I keep thinking about the quote on the bottom of your posts. I mean I know what I need to do and for the most part it's not that hard. I honestly believe that she will come around a lot quicker than she thinks. I think the 5-8 year stuff is all of the stuff she's trying to deal with including family issues Yet (no but) I just have a hug problem doing it. The other side to that is that I am able to get past those moments and move on. When she catches me in a moment it's trouble
She went out of her way this morning to profusely apologize for getting mad this morning.
The issue I struggle with is that I cannot have expectations.
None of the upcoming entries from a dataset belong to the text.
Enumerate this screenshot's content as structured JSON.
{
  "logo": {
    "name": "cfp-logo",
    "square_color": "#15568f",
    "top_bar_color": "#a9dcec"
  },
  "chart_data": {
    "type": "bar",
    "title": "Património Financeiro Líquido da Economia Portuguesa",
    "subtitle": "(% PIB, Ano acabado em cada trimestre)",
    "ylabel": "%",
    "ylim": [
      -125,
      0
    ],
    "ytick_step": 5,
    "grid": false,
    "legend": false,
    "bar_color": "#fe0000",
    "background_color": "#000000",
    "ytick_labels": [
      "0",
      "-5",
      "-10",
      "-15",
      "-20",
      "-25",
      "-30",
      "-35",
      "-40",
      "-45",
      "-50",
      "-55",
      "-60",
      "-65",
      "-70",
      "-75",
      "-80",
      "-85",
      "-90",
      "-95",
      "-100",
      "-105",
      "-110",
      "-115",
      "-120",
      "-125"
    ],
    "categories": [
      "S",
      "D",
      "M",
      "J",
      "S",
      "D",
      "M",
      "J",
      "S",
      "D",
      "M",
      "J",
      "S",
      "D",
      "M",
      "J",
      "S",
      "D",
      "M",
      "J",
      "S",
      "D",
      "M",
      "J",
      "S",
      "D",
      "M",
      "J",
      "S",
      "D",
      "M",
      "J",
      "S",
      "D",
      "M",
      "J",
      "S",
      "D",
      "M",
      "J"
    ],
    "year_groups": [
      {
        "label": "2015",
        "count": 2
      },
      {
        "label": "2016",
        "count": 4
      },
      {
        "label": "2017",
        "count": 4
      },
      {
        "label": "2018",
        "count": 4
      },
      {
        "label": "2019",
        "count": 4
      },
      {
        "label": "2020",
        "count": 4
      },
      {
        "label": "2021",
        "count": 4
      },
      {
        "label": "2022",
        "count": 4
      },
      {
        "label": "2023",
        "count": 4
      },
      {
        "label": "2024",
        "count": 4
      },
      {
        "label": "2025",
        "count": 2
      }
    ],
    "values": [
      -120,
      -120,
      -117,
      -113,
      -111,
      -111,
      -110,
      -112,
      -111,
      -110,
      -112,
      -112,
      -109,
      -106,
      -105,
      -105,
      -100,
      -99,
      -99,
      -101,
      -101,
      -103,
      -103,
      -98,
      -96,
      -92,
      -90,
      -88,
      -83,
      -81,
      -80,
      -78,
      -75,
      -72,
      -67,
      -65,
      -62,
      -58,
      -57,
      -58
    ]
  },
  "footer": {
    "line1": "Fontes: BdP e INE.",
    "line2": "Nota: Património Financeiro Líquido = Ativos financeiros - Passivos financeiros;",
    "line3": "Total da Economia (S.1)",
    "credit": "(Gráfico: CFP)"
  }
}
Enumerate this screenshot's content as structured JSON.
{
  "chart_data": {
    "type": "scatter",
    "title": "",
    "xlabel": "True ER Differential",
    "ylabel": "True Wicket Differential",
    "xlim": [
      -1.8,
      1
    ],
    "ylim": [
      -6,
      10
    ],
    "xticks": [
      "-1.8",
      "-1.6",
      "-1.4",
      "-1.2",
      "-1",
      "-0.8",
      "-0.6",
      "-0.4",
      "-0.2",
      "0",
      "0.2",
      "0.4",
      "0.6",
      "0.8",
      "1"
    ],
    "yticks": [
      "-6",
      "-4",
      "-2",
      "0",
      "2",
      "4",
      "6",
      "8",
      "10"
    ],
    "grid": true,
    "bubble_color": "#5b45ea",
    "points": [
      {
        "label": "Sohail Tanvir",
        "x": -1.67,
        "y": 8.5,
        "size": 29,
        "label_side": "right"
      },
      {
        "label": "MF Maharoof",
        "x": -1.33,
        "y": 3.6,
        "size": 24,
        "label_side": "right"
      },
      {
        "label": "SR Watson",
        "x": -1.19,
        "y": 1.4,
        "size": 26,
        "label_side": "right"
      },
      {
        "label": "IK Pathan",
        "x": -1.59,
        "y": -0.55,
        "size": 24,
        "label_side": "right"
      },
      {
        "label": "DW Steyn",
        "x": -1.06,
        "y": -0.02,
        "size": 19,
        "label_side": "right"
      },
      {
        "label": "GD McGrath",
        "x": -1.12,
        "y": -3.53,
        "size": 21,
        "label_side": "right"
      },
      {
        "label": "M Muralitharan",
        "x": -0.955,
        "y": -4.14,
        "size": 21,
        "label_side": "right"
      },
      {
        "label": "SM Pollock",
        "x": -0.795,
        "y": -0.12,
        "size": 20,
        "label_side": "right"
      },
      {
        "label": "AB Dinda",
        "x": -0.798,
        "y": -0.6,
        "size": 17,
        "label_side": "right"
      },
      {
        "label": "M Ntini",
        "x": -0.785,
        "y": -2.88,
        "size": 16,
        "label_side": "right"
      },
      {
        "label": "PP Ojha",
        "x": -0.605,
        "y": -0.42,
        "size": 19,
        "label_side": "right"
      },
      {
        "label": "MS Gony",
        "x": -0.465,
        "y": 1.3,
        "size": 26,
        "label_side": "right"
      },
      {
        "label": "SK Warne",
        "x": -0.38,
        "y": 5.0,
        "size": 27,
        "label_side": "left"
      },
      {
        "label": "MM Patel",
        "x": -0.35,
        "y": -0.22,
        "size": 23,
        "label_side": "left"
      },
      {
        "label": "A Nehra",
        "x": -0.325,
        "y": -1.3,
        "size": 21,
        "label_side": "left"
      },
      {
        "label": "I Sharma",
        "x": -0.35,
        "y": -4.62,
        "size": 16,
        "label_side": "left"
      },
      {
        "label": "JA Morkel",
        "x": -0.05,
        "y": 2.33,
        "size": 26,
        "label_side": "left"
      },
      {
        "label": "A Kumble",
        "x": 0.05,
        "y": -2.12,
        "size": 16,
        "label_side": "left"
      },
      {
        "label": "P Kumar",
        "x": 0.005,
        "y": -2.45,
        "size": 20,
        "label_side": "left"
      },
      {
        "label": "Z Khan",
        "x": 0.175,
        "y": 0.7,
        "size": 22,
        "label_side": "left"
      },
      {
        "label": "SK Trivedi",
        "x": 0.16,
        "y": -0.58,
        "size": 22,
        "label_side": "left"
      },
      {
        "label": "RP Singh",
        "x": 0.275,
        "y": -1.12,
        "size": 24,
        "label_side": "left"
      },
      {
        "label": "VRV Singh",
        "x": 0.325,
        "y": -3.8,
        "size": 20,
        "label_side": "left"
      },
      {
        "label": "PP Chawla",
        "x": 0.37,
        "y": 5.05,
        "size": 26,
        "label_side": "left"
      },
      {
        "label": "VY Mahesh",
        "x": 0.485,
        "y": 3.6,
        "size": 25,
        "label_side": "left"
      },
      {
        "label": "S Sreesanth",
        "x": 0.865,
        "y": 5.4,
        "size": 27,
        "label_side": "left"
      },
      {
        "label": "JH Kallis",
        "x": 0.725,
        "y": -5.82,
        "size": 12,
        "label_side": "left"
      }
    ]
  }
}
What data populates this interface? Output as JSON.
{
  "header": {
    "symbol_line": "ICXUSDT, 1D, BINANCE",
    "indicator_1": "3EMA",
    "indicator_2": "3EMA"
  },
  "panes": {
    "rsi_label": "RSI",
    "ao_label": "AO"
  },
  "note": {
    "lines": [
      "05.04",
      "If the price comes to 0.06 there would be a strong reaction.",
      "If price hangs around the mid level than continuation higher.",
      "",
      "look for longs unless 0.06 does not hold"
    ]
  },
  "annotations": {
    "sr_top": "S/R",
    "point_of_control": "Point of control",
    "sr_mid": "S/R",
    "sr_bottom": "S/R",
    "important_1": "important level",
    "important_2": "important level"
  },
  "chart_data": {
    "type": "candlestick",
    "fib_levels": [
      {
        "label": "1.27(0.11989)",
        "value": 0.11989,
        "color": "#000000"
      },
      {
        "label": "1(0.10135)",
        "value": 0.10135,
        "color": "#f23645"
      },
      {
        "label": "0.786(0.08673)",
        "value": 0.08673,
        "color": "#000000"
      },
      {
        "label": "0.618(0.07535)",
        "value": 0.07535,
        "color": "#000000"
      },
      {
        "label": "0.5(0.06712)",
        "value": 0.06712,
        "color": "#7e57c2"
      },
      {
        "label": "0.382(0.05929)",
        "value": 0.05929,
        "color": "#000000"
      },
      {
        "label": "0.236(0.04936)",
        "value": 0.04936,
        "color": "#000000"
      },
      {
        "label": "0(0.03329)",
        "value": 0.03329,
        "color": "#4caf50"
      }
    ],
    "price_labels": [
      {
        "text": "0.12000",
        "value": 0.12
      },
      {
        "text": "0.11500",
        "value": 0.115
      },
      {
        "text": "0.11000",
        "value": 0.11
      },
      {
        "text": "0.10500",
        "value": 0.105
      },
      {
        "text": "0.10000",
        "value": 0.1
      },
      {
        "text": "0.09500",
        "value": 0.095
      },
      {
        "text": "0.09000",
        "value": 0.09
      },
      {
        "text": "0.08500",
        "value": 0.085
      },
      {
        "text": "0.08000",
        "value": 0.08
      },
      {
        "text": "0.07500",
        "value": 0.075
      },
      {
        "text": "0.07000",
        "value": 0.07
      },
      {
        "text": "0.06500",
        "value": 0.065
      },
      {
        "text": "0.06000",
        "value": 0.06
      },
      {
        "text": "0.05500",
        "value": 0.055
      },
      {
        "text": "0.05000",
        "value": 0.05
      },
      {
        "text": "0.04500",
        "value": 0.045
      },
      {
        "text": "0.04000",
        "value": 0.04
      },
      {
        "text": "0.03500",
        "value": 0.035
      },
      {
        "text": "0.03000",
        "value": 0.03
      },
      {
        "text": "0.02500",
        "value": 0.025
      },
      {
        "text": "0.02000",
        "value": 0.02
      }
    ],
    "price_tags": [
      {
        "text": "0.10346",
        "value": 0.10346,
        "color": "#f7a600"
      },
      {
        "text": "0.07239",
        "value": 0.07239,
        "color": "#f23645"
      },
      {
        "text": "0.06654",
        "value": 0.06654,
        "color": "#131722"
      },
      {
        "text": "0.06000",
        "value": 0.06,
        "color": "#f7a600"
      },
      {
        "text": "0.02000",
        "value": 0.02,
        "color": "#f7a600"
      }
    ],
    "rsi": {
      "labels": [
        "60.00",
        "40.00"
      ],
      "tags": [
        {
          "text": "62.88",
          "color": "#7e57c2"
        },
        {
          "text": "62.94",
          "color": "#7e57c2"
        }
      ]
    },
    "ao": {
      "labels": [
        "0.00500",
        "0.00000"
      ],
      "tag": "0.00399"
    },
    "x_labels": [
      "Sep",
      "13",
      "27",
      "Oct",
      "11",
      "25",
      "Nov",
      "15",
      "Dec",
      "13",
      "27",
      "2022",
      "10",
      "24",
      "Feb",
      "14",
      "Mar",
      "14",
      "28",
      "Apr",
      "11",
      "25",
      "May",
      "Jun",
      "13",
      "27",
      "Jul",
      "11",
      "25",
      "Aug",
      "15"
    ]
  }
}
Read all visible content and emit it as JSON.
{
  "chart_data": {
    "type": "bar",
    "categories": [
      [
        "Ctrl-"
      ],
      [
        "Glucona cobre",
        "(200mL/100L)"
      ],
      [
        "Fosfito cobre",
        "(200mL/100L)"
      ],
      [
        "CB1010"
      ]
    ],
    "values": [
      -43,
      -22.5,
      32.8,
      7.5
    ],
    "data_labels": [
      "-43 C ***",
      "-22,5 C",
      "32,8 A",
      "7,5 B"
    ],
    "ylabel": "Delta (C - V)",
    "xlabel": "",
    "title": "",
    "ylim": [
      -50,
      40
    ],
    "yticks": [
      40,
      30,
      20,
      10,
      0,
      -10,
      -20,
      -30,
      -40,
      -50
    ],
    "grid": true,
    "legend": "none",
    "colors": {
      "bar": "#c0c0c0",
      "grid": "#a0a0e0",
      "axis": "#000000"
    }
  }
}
However, she gets to have them all the time - about me and the things I'm doing.
I see why some people just give up on the marriage though, because it can seem like you are at the bottom of a mountain, then when you climb a little you slip back.
I am also greatly concerned about the long-term effects of what's going on in our marriage. Not to be glib, but I wonder if the people who have gone through it can shed some light.
I mean this is a person who loved me more than anything in the world and now they are just trying to get to a point where the like me. I know my W is in that mode too -she can't understand how me, a person who loved her more than anyone else, could change like I did.
I know what happened with my W when that love was questioned. It lead her to the point she's at. I don't want to reverse roles over the next few years.
Patience is bitter, but its fruit is sweet. --Jean Jacques Rousseau.